Ne projetez pas vos propres pensées sur les autres, en pensant que vous êtes intelligent, en croyant que vous savez ce qu'ils pensent ou en supposant qu'ils réagiront d'une manière ou d'une autre.
« Je lui ai déjà tout dit, comment peut-il être comme ça ? Je ne comprends pas. » Bien sûr que vous ne comprenez pas, car vous avez supposé qu'il avait compris. Qui vous a dit qu'il avait compris ? Comment juger si quelqu'un a compris ? C'est simple : évaluez sa réponse. Qu'a-t-il compris ?
VI. Ne faites pas de suppositions.
Ne projetez pas vos propres pensées sur les autres, en pensant que vous êtes intelligent, en croyant que vous savez ce qu'ils pensent ou en supposant qu'ils réagiront d'une manière ou d'une autre. <« Je leur ai tout expliqué en détail, comment peuvent-ils réagir ainsi ? Je ne comprends tout simplement pas. » Bien sûr que vous ne comprenez pas, car vous avez supposé qu'ils avaient compris. Qui vous a dit qu'ils avaient compris ? Comment déterminer si quelqu'un a compris ? C'est simple : demandez-lui de répéter. Ne demandez jamais : « Avez-vous compris ? » La réponse standard de la plupart des gens est « oui ». Et ne demandez jamais : « Avez-vous des questions ? » La réponse standard de la plupart des gens est « non ».« Ça ne sert à rien de lui en parler, il ne sera jamais d'accord. » Sur quoi vous basez-vous pour décider à sa place ? Vous ne lui avez même pas demandé, comment pouvez-vous supposer qu'il refusera ? Ne faites donc pas de suppositions, ne devinez pas à l'aveuglette. Si vous avez des doutes, vérifiez directement auprès de la personne concernée. Quiconque regarde suffisamment de séries télévisées remarquera que dans ces relations fictives, en particulier les relations amoureuses, le scénario « la personne que j'aime a épousé quelqu'un d'autre » est invariablement causé par des suppositions erronées.

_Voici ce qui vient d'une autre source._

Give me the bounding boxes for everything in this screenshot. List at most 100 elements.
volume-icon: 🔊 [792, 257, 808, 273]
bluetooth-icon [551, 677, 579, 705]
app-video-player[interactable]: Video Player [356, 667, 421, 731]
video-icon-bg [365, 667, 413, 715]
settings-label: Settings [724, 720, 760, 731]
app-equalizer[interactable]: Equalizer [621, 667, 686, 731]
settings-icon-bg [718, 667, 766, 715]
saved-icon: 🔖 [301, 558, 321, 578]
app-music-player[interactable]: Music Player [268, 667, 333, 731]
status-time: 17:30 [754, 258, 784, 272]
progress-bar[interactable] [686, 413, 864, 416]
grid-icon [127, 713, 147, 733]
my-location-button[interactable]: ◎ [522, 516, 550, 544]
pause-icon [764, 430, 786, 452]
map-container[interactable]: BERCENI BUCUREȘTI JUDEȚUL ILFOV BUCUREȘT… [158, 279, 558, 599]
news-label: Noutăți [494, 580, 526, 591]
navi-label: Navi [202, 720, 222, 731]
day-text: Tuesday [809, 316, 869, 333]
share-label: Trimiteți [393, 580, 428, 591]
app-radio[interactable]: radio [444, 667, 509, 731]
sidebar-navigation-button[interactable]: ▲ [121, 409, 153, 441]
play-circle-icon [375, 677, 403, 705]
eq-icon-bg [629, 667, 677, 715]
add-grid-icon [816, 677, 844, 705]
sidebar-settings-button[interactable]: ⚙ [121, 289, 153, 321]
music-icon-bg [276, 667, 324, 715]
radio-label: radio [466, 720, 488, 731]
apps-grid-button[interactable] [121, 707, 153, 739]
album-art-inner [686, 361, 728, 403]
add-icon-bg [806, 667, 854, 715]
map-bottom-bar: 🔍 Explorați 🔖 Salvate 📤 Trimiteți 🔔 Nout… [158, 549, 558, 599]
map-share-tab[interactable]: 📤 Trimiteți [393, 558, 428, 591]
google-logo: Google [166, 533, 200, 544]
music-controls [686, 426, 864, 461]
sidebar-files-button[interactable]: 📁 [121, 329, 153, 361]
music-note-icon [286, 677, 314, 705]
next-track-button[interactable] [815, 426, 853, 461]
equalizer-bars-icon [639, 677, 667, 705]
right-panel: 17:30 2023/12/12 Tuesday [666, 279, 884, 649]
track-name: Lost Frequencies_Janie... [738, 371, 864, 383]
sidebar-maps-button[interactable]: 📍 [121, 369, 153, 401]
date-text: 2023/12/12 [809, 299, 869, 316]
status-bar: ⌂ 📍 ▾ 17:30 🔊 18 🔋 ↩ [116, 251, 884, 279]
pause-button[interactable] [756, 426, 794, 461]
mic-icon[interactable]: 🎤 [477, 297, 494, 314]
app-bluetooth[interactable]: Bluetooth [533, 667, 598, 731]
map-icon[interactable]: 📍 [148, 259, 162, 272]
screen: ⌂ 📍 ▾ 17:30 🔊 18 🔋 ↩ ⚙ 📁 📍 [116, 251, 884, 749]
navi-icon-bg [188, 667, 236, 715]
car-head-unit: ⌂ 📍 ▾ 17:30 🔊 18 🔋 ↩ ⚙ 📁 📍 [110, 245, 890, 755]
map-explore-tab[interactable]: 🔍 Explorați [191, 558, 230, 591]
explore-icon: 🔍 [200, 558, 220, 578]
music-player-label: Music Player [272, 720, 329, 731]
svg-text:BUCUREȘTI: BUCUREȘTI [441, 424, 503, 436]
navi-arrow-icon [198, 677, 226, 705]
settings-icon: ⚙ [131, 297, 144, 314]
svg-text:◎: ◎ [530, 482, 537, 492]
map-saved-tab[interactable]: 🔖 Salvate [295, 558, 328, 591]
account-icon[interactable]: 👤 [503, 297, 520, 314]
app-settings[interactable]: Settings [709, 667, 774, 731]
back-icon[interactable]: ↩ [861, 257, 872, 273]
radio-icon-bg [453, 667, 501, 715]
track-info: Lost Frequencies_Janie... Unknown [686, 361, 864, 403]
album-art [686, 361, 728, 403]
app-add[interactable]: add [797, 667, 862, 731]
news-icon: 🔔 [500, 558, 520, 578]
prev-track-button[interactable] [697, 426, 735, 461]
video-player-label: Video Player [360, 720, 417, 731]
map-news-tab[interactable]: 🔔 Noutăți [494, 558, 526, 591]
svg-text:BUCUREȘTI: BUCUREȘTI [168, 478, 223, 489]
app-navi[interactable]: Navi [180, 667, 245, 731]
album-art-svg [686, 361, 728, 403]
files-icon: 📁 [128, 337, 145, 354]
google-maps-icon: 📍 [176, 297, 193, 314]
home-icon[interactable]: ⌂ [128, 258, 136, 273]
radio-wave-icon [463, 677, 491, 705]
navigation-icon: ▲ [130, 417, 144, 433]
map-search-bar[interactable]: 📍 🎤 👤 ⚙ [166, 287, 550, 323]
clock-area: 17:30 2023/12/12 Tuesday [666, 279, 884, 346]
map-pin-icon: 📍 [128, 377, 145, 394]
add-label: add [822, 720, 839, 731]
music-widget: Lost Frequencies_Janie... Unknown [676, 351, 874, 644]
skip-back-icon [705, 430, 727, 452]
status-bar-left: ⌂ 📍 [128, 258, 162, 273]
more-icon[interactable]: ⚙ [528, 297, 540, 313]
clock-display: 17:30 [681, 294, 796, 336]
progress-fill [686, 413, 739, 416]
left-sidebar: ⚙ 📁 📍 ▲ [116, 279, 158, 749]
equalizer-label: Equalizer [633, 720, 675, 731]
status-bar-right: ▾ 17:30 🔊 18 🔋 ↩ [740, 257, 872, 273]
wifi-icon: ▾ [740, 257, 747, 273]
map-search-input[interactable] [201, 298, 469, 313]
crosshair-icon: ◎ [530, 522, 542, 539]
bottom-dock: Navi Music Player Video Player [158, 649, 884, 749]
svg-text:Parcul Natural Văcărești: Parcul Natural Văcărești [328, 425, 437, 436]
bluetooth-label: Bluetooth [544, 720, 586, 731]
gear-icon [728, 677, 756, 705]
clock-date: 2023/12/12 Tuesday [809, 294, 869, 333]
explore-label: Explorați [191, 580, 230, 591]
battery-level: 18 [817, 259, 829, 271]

« Patron, le directeur de production ne coopère pas avec moi. Quand j'essaie d'en discuter, il refuse tout simplement de m'écouter. » Si vous étiez le patron, comment réagiriez-vous ? Je sais que de nombreux managers ou patrons, en entendant cela, convoqueraient le directeur de production et le questionneraient indirectement ou le confronteraient directement pour découvrir la « vérité » sur la question. Ils donneraient ensuite des instructions ou proposeraient des solutions. Est-ce efficace ? Pas du tout ! Non seulement c'est inefficace, mais les conséquences peuvent être graves.Pourquoi tant de patrons se retrouvent-ils perpétuellement épuisés ? Ils en sont eux-mêmes responsables ! En effet, chaque fois que la communication est rompue ou que des conflits surgissent, les parties concernées se tournent inévitablement vers le patron, qui se retrouve alors enlisé dans la médiation. La solution est en fait assez simple : il suffit de réunir les deux parties. Encouragez-les à communiquer efficacement sur le « travail non résolu » jusqu'à ce qu'elles parviennent à un consensus et formulent une solution. Le patron n'a qu'à assister à la discussion, en offrant des conseils ou en intervenant si nécessaire.